Member of Parliament for Saint-Hyacinthe—Bagot
- In office May 2, 2011 – October 19, 2015
- Preceded by: Ève-Mary Thaï Thi Lac
- Succeeded by: Brigitte Sansoucy

Chair of the Standing Committee on Status of Women
- In office April 23, 2012 – April 29, 2013
- Minister: Rona Ambrose
- Preceded by: Irene Mathyssen
- Succeeded by: Lysane Blanchette-Lamothe

Personal details
- Born: January 25, 1985 (age 41) Trois-Rivières, Quebec
- Party: New Democratic Party
- Profession: Actress, coordinator, social worker, student

= Marie-Claude Morin =

Canadian politician

Marie-Claude Morin (born January 25, 1985, in Trois-Rivières, Quebec) is a Canadian politician, who was elected to the House of Commons of Canada in the 2011 election.
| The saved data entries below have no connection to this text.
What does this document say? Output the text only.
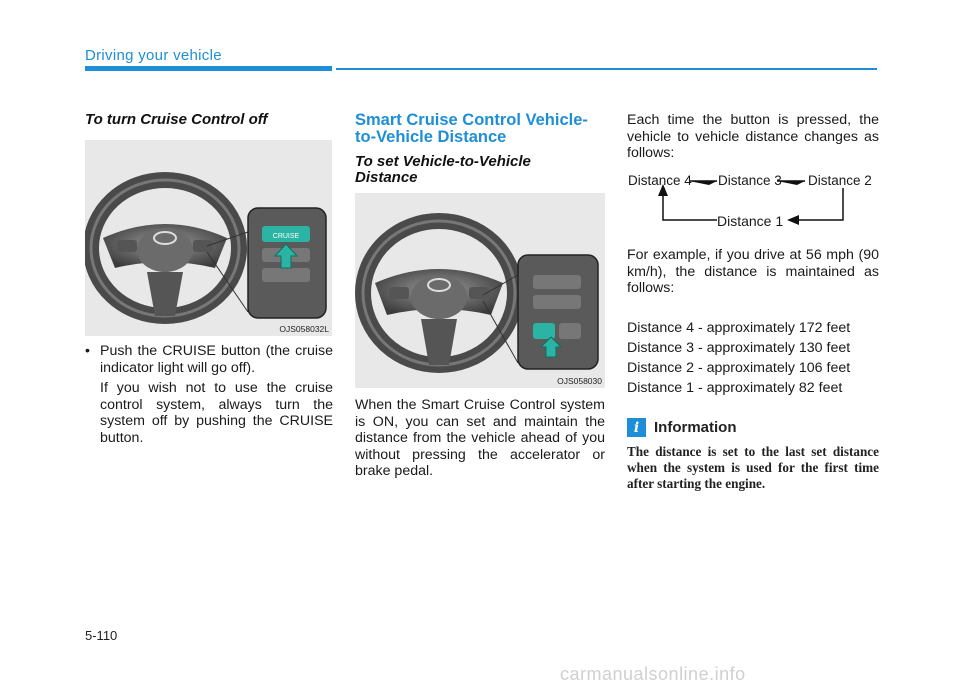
Driving your vehicle
To turn Cruise Control off
CRUISE
OJS058032L
• Push the CRUISE button (the cruise indicator light will go off).
If you wish not to use the cruise control system, always turn the system off by pushing the CRUISE button.
Smart Cruise Control Vehicle-
to-Vehicle Distance
To set Vehicle-to-Vehicle
Distance
OJS058030
When the Smart Cruise Control system is ON, you can set and maintain the distance from the vehicle ahead of you without pressing the accelerator or brake pedal.
Each time the button is pressed, the vehicle to vehicle distance changes as follows:
Distance 4 Distance 3 Distance 2
Distance 1
For example, if you drive at 56 mph (90 km/h), the distance is maintained as follows:
Distance 4 - approximately 172 feet
Distance 3 - approximately 130 feet
Distance 2 - approximately 106 feet
Distance 1 - approximately 82 feet
i Information
The distance is set to the last set distance when the system is used for the first time after starting the engine.
5-110
carmanualsonline.info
She represented the electoral district of Saint-Hyacinthe—Bagot as a member of the New Democratic Party for one term.

==Early life==
Morin pursued her post-secondary education at the Université du Québec à Montréal where she was a social work student.

==Political career==
Morin ran for a seat to the House of Commons of Canada in the electoral district of Saint-Hyacinthe—Bagot under the New Democratic Party of Canada banner in the 2011 Canadian federal election. She defeated incumbent Ève-Mary Thaï Thi Lac and future Canadian Senator Jean-Guy Dagenais as well as two other candidates to win her first term in office. In 2014 she announced she would not seek re-election for health and personal reasons.